High costs undermine
Vision 2030
Vision 2030 envisions a US$100 billion economy, but high operational costs and regulatory inefficiencies pose significant obstacles. Economic theory argues that reducing transaction costs can enhance allocative efficiency and enable resources to be deployed in their most productive capacities. However, Zimbabwe’s current environment is plagued by rent-seeking behaviours that distort markets and stifle investment. With excessive licensing fees, particularly in critical sectors such as mining, the potential for robust economic growth is undercut.
The lack of vibrant economic activity in certain regions is illustrated starkly by the disproportionate rise of religious institutions in areas where industries could bloom. The proliferation of churches, sometimes converted from abandoned industrial sites, represents not only a shift in focus away from productive economic activities but also highlights a troubling trend wherein non-productive ventures take precedence over job-creating businesses. In this milieu, the mushrooming of religious businesses adds an extra financial strain, diverting resources from industries crucial for sustainable development.

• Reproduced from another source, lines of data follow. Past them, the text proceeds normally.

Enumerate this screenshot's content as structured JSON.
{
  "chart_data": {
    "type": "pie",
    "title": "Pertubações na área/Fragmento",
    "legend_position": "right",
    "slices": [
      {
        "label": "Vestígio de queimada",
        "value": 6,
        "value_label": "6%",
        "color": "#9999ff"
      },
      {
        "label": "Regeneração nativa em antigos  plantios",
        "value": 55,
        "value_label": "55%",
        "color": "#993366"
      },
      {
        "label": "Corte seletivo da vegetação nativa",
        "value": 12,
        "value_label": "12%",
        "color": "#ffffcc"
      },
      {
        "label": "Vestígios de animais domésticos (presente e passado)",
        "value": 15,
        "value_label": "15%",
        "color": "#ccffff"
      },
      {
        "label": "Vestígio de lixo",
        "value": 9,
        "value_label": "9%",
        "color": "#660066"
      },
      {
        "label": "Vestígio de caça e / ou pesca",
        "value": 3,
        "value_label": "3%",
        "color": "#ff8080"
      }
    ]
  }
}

The role of local and diasporan investment
The engagement of local investment, especially from small and medium enterprises (SMEs), is pivotal for economic rejuvenation. Yet, high start-up costs and a significant informal sector — accounting for about 64,1 percent of the economy — deter formalisation and innovative economic activity. The National Development Strategy 1 (NDS1) emphasises domestic resource mobilisation and private-sector-led growth, but without comprehensible reform, these ambitions remain unfulfilled.
Diasporan investment also presents a valuable opportunity for economic growth. With an estimated three million skilled Zimbabweans living abroad, targeted initiatives, akin to Rwanda’s effective Diaspora Engagement Policy, could facilitate the influx of capital and expertise. This approach may not only revitalise local industries but also create pathways for innovation and technology transfer.
A path to reform
Achieving Vision 2030 necessitates a concerted effort to align Zimbabwe’s ease of doing business with global best practices. There is an urgent need for reforms that streamline the business registration process, reduce excessive licensing fees, and eradicate rent-seeking systems. Moreover, the failure of numerous ancillary religious businesses to adapt to the socio-economic landscape should prompt a re-evaluation of priorities focusing on sustainable development and job creation.
By leveraging its educated populace, abundant natural resources, and diasporan engagement, Zimbabwe can overcome its long-standing structural challenges. The commitment to international re-engagement and proactive debt resolution signals hope, but the path forward must prioritise entrepreneurship and innovation as fundamental drivers of national progress.